Since seven was a child, he has always been a prime number. He excelled at everything he did, but he was kind of odd. Seven was very vengeful and quick to anger. Even though he was popular and well praised, he couldn't stand the sight of six, who was well rounded and has a good circle of tight friends.

When prom came, seven was alone and bitter. Of all his achievements, not one helped him land a date. Then six came in with his +1. Filled to the brim with jealousy, seven spread rumors that 6 and 9 were performing unspeakable acts. Six was alone again.

While walking to class, six saw seven with six's former +1 and averted his eyes. As they passed by eachother, seven whispered into six's ear "now, we're even".

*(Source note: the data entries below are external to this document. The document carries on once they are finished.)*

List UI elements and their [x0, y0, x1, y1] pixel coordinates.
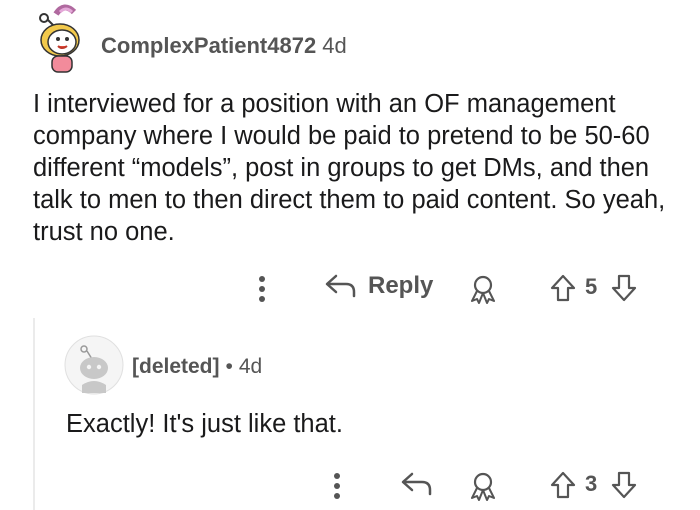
vote-score: 5	[585, 274, 597, 300]
reply-upvote-button[interactable]	[549, 470, 577, 500]
user-avatar[interactable]	[34, 4, 86, 74]
reply-username: [deleted]	[132, 355, 220, 378]
reply-arrow-icon	[325, 274, 356, 298]
reply-action-bar: 3	[0, 465, 700, 505]
upvote-arrow-icon	[550, 471, 576, 499]
reply-arrow-icon	[401, 472, 432, 496]
downvote-arrow-icon	[611, 471, 637, 499]
comment-action-bar: Reply 5	[0, 268, 700, 308]
reply-label: Reply	[368, 272, 434, 299]
username[interactable]: ComplexPatient4872	[101, 33, 316, 58]
reply-award-button[interactable]	[466, 471, 500, 501]
snoovatar-icon	[39, 4, 80, 73]
reply-button[interactable]: Reply	[324, 272, 433, 300]
vote-count: 5	[585, 274, 598, 299]
reply-reply-button[interactable]	[400, 470, 434, 498]
comment-header: ComplexPatient4872 4d	[101, 31, 347, 61]
reply-vote-score: 3	[585, 471, 597, 497]
reply-age: 4d	[238, 355, 263, 378]
downvote-arrow-icon	[611, 274, 637, 302]
reply-header: [deleted] • 4d	[132, 352, 262, 382]
award-icon	[471, 275, 495, 304]
default-snoo-icon	[64, 335, 124, 395]
award-button[interactable]	[466, 274, 500, 304]
reply-body: Exactly! It's just like that.	[66, 410, 343, 438]
upvote-arrow-icon	[550, 274, 576, 302]
comment-body: I interviewed for a position with an OF …	[33, 90, 666, 246]
more-vertical-icon	[334, 473, 340, 499]
upvote-button[interactable]	[549, 273, 577, 303]
more-vertical-icon	[259, 276, 265, 302]
deleted-user-avatar	[64, 335, 124, 395]
more-options-button[interactable]	[255, 274, 269, 304]
downvote-button[interactable]	[610, 273, 638, 303]
separator-dot: •	[225, 355, 233, 378]
reply-more-options-button[interactable]	[330, 471, 344, 501]
vote-count: 3	[585, 471, 598, 496]
reply-downvote-button[interactable]	[610, 470, 638, 500]
comment-age: 4d	[322, 33, 347, 58]
award-icon	[471, 472, 495, 501]
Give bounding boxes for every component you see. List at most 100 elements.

Why is six afraid of seven?

Since seven was a child, he has always been a prime number. He excelled at everything he did, but he was kind of odd. Seven was very vengeful and quick to anger. Even though he was popular and well praised, he couldn't stand the sight of six, who was well rounded and has a good circle of tight friends.

When prom came, seven was alone and bitter. Of all his achievements, not one helped him land a date. Then six came in with his +1. Filled to the brim with jealousy, seven spread rumors that 6 and 9 were performing unspeakable acts. Six was alone again.

While walking to class, six saw seven with six's former +1and averted his eyes. As they passed by eachother, seven whispered into six's ear "now, we're even".

There was an Englishman, a Frenchmen and a Japanese man sitting at a bar.

They were all in good spirits, complimenting each others countries and their achievements. But they also pointed out the strange customs too.

It was the Englishman and the Frenchman who spoke first about Japan. They said, "Japan is such a fine country which has provided the world with so many useful things. But you still eat seaweed!"

Then it was the Englishman and the Japanese man who spoke about France. They said, "France is such a fine country which has provided the world with so many useful things. But you still eat frogs legs!"

Finally, the Japanese man and the Frenchman spoke about England. They said, "England is such a fine country which has provided the world with so many useful things. But you still eat English food!"

I asked my girlfriend - what do you like the most about me ? Is it my handsome look ? Is it my amazing intellect ? Is it my astonishing achievements ?

She said "Its your sense of humor"

Two kids talking about their dads achievements

Kid1: have you heard of panama canal?


Kid2: yes.


Kid1: you know my dad dug it.


Kid2: ok, thats it. Have you heard about the dead sea?


Kid1: yes


Kid2: My dad killed it.


A Russian, an American, and a blonde are talking...

about space achievements each of their kind has accomplished.

Russian: We were the first in space

American: We were the first on the moon

Blonde: We will be the first on the sun. How, you ask? We go at night.

Use only working piadas for adults and blagues for friends. Note that dirty and dark jokes are funny, but use them with caution in real life. You can seriously offend people by saying creepy dark humor words to them.